Rights of the Data Subject
You may withdraw your consent at any time by contacting us.

The information you provide is not supplemented from other sources. Your personal data is not transferred outside the EU or to international organizations.

You also have the right to:

• Access your personal data
• Request corrections to your data
• Request the deletion of your data
• Restrict the processing of your personal data

You can exercise your rights primarily in writing via email or post.

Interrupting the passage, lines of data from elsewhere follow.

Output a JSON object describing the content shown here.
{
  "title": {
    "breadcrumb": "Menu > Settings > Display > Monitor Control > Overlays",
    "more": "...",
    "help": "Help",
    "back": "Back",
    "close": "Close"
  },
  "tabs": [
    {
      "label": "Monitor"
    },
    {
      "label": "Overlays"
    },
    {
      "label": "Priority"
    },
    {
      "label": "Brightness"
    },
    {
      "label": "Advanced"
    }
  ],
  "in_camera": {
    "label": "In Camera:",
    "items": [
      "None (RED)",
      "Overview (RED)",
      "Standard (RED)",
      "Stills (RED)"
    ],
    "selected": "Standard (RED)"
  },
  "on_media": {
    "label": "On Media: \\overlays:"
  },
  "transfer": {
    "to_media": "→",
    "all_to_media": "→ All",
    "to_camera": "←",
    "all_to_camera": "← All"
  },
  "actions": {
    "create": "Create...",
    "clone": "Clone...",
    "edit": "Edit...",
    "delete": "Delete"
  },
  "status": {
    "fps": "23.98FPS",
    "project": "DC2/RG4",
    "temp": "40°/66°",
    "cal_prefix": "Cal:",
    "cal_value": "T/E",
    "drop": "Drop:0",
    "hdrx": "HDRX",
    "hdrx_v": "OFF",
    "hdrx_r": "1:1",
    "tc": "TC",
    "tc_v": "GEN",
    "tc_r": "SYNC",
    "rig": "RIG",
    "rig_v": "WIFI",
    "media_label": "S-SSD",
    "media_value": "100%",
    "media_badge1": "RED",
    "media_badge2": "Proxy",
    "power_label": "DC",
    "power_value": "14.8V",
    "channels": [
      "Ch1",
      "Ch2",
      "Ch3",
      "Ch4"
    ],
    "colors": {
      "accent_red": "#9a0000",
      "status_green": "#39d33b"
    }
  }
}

You also have the right to file a complaint with the supervisory authority if the data protection regulations are violated:

Contact details of the national supervisory authority:

Office of the Data Protection Ombudsman
P.O. Box 800
Ratapihantie 9
00521 Helsinki

Phone: 029 56 66700
Email: tietosuoja@om.fi
Website: www.tietosuoja.fi

Other Rights Related to the Processing of Personal Data
The data subject has the right to prohibit the disclosure and processing of their data for direct marketing or other marketing purposes, request anonymization of data where applicable, and the right to be completely forgotten.